Me senté en una colina de la montaña de Belbulnen, observando desde mi mullido colchón de hierba, las luces y la música que hacía eco entre los árboles y los muros de piedra que recogía Goldenclove. Me había preguntado muchas veces las razones por las que Eilam había elegido vivir un poco alejado de todos sus habitantes, pero nunca me contó su razón real. Aunque se había involucrado desde que era un niño en protegerlos, siempre mantenía una parte de él alejada de todos ellos, como si no deseara un vínculo profundo o se avergonzara de ser quién era. Que fuera el futuro rey de Magnártica no era secreto para nadie, y aunque había salvado la vida a los padres de su pareja de vínculo, realmente no era necesario que se quedara con ellos y con su pueblo. No les debía nada y aun así....
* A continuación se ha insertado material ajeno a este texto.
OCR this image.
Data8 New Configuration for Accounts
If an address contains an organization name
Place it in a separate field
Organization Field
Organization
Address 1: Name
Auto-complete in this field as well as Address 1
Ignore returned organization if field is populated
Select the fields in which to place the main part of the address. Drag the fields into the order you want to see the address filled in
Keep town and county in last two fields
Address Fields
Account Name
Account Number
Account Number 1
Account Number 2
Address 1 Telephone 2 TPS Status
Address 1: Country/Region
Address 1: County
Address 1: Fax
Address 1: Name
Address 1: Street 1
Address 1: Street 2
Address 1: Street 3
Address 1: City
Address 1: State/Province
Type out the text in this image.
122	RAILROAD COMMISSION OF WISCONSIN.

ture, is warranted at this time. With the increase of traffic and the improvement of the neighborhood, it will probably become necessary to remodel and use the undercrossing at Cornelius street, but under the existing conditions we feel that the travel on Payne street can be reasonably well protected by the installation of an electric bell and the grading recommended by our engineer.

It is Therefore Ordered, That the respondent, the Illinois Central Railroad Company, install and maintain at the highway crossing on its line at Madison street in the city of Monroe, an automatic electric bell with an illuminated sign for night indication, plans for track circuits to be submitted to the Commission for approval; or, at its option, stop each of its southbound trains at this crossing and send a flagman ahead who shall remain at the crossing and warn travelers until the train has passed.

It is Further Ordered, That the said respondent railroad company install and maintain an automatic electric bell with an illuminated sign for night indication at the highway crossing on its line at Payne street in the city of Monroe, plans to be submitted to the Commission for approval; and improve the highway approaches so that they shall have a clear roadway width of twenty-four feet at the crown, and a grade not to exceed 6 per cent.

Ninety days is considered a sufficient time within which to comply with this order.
―Escamitas, eres un gran misterio para mí―dije en voz alta mientras pasaba las manos por la tierra mojada. Algunas flores brotaron a mi toque, enroscándose en mis dedos buscando la energía que brotaba de ellos. Cuando me dejaba llevar, dejaba estelas de vegetación a mi paso, cosa que para muchos les parecía hermoso pero la realidad es que podría llegar a ser peligroso.

Un bosque nació cuando di a luz a Elegy. De allí sólo quedaba tierra baldía, sin un solo gramo de humedad. Había sido la aldea de un viejo aquelarre de brujas y ni los cimientos habían quedado en pie ante un episodio sombrío que las había obligado a escapar de allí. Recuerdo que quería esconderme de la mirada del resto de dioses, ya que había ocultado mi abultado estómago con vestidos holgados y enredaderas que me envolvían el torso. Siempre había sido alguien excéntrica, por lo que no levanté sospechas de mi cambio de imagen.

Pero, si de algo se caracterizaban todos ellos, era una gran perspicacia y necesidad de venganza. Cuando me escondí en un lugar recóndito cuya magia aun brotaba de su tierra, supe que era el lugar correcto. Mi propio cuerpo me obligó a tumbarme, apoyando mi cabeza sobre una roca que, en instantes, se rodeó de musgo fragante. Varias lágrimas cayeron al suelo, desencadenando un enorme tapiz, el más grande que había creado hasta ahora. Para cuando Elegy dijo hola al mundo, aquellas tierras repiqueteaban, zumbaban magia y vida como hacía siglos no lo hacían.

Sin pretenderlo, había removido cosas que habían quedado allá y su magia latente despertó más fuerte que nunca, ocasionando que algunos dioses fueran a ver de dónde procedía ese extraño fenómeno. En cuanto vieron a la niña en mis brazos, supieron perfectamente lo que había sucedido.

Fui expulsada del cielo de los dioses, matando al que era el padre de mi hija y el amor más grande que tuve jamás. Quisieron matarlo frente a mí, pero no lo hicieron por el respeto que me guardaban al haber sido una diosa más que correcta con mis descendientes. En cuanto los ojos de varios se pusieron sobre Elegy, el miedo más atroz me atravesó como un rayo.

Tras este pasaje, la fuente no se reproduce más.